A particle is making simple harmonic motion along the X-axis. If at a distances x₁ and x₂ from the mean position, the velocities of the particle are v₁ and v₂ respectively, then the time period of its oscillation is given as

Velocity of particle performing simple harmonic motion,

$\mathrm{v}=\pm \mathrm{\omega }\sqrt{\left({\mathrm{A}}^2-{\mathrm{x}}^2\right)}$           ...(i)

where, A = amplitude,

$\omega$ = angular frequency,

and x = displacement covered by the particle from its mean position.

According to given situation,

${\mathrm{v}}_1=\mathrm{\omega }\sqrt{{\mathrm{A}}^2-{\mathrm{x}}_1^2}$               ...(ii)

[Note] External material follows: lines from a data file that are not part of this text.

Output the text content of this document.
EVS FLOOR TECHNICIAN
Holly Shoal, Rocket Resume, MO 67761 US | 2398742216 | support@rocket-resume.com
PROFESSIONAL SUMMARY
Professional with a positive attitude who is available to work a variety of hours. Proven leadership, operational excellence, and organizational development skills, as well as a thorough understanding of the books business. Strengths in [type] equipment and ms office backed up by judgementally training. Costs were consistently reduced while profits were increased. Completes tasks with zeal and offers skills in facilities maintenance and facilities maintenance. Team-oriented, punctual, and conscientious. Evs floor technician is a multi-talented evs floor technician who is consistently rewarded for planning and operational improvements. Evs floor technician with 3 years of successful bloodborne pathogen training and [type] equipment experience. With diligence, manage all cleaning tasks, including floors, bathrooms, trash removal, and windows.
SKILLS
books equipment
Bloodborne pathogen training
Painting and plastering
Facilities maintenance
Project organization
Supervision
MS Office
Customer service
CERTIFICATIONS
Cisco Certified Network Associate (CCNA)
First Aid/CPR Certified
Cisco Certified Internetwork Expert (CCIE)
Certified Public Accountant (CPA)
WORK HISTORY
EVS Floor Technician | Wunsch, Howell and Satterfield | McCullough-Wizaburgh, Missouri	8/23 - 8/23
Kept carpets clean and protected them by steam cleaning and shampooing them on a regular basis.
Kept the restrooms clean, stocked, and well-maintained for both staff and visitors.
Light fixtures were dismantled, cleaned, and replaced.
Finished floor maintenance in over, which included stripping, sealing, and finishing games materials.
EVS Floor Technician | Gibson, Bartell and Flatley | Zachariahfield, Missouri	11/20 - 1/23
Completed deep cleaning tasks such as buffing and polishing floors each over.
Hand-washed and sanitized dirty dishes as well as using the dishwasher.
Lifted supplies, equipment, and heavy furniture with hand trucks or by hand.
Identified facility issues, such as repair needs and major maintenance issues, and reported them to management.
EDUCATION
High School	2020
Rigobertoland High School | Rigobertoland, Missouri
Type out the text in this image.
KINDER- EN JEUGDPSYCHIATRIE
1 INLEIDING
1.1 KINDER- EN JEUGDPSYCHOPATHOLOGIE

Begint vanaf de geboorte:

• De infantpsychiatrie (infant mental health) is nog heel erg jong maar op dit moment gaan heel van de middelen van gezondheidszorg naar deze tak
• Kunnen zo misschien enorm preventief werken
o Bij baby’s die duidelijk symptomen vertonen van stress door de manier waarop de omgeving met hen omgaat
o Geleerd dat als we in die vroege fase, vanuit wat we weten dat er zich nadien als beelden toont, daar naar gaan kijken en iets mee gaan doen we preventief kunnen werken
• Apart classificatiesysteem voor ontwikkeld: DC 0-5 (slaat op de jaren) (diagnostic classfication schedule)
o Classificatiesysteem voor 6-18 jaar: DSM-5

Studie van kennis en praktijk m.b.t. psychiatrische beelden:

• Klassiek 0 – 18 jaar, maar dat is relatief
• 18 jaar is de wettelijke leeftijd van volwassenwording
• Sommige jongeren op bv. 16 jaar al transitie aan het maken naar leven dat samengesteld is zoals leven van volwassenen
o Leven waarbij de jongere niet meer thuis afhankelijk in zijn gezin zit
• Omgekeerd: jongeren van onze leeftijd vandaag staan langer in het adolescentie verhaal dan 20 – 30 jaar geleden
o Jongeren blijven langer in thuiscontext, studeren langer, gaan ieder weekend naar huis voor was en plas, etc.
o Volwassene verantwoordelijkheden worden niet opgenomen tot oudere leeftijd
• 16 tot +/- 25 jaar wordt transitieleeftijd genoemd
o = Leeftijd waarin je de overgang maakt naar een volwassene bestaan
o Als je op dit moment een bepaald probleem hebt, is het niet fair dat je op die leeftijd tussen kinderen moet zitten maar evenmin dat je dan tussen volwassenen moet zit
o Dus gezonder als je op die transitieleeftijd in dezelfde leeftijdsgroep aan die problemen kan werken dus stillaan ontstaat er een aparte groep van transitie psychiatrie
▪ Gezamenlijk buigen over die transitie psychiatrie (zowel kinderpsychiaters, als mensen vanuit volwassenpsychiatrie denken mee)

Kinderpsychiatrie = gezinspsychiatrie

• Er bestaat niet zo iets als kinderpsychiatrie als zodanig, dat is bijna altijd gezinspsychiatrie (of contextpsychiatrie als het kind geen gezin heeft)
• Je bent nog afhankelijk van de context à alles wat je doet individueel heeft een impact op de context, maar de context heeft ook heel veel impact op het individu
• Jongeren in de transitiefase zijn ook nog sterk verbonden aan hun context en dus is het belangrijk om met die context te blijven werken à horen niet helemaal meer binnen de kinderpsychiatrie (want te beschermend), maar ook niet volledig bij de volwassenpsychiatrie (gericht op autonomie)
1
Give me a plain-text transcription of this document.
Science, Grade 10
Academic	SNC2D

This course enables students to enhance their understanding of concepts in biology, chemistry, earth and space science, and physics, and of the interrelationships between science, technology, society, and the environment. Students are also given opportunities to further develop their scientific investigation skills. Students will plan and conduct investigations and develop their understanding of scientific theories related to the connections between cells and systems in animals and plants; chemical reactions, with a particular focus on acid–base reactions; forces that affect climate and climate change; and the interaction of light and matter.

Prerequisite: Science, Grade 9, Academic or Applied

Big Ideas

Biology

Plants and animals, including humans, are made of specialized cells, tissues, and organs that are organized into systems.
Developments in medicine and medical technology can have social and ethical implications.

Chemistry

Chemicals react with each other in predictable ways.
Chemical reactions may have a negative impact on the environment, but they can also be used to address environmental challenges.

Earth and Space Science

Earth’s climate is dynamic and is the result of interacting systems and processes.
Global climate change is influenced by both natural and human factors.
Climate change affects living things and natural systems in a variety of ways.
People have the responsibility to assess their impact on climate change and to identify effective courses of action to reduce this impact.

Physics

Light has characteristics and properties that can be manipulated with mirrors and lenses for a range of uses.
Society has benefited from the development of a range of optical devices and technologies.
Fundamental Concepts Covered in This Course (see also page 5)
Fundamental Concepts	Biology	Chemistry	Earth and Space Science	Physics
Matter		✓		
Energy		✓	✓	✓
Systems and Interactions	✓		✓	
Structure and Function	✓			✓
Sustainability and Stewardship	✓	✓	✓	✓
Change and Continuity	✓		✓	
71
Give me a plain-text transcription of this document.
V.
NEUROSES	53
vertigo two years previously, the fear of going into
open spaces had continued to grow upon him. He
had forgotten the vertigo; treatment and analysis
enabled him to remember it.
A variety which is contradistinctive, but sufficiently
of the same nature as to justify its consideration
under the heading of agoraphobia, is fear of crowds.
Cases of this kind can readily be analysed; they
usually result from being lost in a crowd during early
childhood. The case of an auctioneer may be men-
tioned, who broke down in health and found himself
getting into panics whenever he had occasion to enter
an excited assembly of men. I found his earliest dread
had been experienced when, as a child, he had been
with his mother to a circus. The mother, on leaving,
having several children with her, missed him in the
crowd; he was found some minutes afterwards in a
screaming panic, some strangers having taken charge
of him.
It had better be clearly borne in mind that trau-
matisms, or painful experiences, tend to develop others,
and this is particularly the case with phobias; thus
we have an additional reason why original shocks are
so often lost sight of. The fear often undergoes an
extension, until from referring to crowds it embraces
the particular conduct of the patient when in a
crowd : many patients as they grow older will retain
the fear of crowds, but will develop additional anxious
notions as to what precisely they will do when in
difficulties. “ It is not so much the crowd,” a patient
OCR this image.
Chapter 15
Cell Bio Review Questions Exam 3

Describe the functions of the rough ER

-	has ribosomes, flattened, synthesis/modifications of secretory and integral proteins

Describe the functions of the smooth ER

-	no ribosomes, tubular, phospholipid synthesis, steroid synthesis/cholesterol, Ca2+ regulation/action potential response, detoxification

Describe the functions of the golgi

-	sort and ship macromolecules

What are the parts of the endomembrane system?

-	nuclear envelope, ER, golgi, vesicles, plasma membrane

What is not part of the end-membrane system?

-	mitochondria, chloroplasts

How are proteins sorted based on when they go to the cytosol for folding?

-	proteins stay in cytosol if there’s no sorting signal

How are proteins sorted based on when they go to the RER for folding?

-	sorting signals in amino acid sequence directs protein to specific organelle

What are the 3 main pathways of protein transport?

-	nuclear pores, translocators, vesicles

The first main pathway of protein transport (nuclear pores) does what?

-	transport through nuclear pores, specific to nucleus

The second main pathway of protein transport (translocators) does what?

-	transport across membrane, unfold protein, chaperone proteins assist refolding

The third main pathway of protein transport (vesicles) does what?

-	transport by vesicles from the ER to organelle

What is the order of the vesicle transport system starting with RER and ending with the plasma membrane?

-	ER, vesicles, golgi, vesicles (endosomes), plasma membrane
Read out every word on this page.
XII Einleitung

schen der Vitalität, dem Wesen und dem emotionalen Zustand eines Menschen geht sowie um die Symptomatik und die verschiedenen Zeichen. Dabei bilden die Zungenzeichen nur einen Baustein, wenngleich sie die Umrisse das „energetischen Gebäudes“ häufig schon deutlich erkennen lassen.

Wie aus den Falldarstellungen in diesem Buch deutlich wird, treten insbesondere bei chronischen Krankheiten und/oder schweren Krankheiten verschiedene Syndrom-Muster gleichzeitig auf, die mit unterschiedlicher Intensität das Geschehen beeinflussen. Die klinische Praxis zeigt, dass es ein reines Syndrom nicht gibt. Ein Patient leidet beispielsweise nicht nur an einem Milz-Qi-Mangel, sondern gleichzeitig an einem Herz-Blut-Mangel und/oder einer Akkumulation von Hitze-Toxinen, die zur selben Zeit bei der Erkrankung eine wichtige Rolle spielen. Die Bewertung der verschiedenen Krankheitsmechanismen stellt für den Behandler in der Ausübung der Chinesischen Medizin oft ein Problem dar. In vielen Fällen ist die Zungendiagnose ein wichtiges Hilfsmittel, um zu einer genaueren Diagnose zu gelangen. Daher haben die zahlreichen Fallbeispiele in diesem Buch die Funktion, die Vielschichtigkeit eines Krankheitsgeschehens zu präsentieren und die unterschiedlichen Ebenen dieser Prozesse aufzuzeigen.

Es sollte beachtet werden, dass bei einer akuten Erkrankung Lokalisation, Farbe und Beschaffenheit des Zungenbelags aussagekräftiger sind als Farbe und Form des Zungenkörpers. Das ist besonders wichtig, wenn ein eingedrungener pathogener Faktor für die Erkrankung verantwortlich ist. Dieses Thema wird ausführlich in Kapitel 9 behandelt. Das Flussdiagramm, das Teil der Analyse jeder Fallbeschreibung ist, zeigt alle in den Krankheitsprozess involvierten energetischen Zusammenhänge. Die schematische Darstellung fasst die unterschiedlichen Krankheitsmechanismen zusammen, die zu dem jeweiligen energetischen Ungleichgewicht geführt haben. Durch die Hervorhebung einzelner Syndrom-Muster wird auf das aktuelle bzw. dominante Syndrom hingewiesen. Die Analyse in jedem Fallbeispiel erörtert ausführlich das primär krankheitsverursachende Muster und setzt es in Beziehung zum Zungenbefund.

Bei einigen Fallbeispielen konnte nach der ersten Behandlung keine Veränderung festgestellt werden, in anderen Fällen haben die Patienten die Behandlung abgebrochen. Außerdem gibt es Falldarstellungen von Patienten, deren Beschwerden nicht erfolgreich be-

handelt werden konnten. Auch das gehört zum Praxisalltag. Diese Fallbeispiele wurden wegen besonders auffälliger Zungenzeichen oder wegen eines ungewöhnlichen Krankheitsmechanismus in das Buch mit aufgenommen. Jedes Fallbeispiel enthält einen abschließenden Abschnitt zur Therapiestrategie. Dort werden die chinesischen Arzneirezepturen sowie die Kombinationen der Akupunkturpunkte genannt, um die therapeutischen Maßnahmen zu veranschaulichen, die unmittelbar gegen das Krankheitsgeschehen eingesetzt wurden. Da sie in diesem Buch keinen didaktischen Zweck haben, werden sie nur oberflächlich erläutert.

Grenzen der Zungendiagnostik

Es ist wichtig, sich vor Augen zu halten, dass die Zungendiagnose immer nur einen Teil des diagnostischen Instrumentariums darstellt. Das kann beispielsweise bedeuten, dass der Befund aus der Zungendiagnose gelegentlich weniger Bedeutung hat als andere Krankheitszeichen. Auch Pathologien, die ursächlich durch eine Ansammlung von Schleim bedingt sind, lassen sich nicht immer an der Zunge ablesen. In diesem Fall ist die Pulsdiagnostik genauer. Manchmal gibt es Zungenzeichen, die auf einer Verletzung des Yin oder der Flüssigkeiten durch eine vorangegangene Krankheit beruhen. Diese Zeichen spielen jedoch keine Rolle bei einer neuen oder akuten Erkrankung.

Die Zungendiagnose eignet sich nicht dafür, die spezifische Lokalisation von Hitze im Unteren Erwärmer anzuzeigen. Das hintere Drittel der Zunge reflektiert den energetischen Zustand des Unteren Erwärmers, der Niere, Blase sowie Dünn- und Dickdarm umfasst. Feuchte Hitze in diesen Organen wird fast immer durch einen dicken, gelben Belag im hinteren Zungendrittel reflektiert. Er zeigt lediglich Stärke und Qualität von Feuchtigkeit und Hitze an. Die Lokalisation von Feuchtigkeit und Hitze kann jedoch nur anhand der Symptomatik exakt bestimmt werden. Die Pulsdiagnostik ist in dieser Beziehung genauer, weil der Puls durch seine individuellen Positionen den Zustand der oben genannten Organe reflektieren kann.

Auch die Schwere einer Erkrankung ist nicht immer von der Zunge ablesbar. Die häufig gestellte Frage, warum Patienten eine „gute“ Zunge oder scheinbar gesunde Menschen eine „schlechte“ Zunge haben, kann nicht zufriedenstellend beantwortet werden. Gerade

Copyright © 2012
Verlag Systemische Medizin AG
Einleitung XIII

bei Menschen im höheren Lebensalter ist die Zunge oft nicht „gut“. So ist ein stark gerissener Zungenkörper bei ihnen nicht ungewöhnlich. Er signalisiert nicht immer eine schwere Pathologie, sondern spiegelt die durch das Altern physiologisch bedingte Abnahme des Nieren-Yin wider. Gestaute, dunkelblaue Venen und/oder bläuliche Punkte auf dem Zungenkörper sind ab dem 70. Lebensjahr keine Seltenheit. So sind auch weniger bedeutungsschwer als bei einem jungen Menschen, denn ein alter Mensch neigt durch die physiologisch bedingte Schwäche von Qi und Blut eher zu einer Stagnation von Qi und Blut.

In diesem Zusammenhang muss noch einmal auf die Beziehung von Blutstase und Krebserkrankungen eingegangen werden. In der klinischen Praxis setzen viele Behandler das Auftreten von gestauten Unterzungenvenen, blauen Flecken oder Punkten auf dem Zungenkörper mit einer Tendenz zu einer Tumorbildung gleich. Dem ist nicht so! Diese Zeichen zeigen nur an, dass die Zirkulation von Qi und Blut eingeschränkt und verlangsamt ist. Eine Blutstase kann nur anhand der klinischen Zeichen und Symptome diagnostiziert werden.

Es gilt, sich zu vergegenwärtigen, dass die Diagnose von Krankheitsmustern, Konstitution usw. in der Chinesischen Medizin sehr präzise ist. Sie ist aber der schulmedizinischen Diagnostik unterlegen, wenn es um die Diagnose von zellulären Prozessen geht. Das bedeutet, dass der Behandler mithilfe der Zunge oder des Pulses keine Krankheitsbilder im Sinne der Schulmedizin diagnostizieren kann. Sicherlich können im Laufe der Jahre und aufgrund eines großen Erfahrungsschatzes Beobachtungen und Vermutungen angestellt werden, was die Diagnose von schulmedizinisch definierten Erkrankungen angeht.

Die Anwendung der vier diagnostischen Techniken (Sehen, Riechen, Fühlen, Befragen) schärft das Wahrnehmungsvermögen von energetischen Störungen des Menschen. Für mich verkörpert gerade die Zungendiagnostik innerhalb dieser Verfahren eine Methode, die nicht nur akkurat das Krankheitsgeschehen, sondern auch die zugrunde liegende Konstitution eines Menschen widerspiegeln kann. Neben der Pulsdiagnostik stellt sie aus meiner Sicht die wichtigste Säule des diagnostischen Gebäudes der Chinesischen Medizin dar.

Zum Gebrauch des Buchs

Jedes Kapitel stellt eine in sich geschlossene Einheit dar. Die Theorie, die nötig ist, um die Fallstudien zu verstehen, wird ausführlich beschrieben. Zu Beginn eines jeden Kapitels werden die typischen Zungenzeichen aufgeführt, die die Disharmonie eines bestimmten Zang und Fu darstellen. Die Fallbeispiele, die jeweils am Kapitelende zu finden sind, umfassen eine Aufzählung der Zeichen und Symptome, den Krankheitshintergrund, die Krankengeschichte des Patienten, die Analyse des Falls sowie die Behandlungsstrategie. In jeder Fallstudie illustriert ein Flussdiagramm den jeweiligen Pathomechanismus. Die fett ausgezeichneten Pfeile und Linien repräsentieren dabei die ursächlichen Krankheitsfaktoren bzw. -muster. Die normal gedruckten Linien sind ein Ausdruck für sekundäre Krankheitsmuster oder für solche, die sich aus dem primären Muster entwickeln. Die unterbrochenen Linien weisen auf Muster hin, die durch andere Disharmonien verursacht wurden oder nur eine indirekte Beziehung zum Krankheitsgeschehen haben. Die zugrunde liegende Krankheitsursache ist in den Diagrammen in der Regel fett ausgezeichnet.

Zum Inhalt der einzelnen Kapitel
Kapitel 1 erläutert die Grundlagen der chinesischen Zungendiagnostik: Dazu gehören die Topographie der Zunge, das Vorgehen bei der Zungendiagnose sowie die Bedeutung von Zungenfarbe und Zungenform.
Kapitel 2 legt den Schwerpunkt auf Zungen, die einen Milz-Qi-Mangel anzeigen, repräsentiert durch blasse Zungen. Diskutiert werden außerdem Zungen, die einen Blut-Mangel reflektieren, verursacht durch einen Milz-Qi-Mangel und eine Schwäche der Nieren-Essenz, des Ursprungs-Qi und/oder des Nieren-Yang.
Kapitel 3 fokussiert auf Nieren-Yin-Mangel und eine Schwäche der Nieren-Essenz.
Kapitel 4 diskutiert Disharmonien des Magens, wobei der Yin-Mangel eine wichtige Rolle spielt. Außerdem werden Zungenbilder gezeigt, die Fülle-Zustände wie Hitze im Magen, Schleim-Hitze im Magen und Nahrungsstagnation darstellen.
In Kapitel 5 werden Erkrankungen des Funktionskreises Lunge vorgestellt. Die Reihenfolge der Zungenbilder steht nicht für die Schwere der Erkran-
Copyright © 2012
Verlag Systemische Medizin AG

and ${\mathrm{v}}_2=\mathrm{\omega }\sqrt{{\mathrm{A}}^2-{\mathrm{x}}_2^2}$     ...(iii)

On squaring Eq. (ii), we get

${\mathrm{v}}_1^2={\mathrm{\omega }}^2\left({\mathrm{A}}^2-{\mathrm{x}}_1^2\right)$           ...(iv)

On squaring Eq. (iii), we get

${\mathrm{v}}_2^2={\mathrm{\omega }}^2\left({\mathrm{A}}^2-{\mathrm{x}}_2^2\right)$           ...(v)

Subtracting Eq. (iv) from Eq. (v), we get

$\begin{array}{l}{\mathrm{v}}_1^2-{\mathrm{v}}_2^2={\mathrm{\omega }}^2\left({\mathrm{x}}_2^2-{\mathrm{x}}_1^2\right)\\ \Rightarrow {\mathrm{v}}_1^2-{\mathrm{v}}_2^2={\left(\frac{2\mathrm{\pi }}{\mathrm{T}}\right)}^2\left({\mathrm{x}}_2^2-{\mathrm{x}}_1^2\right)\\ \Rightarrow \mathrm{T}=2\mathrm{\pi }\sqrt{\frac{\left({\mathrm{x}}_2^2-{\mathrm{x}}_1^2\right)}{\left({\mathrm{v}}_1^2-{\mathrm{v}}_2^2\right)}}\end{array}$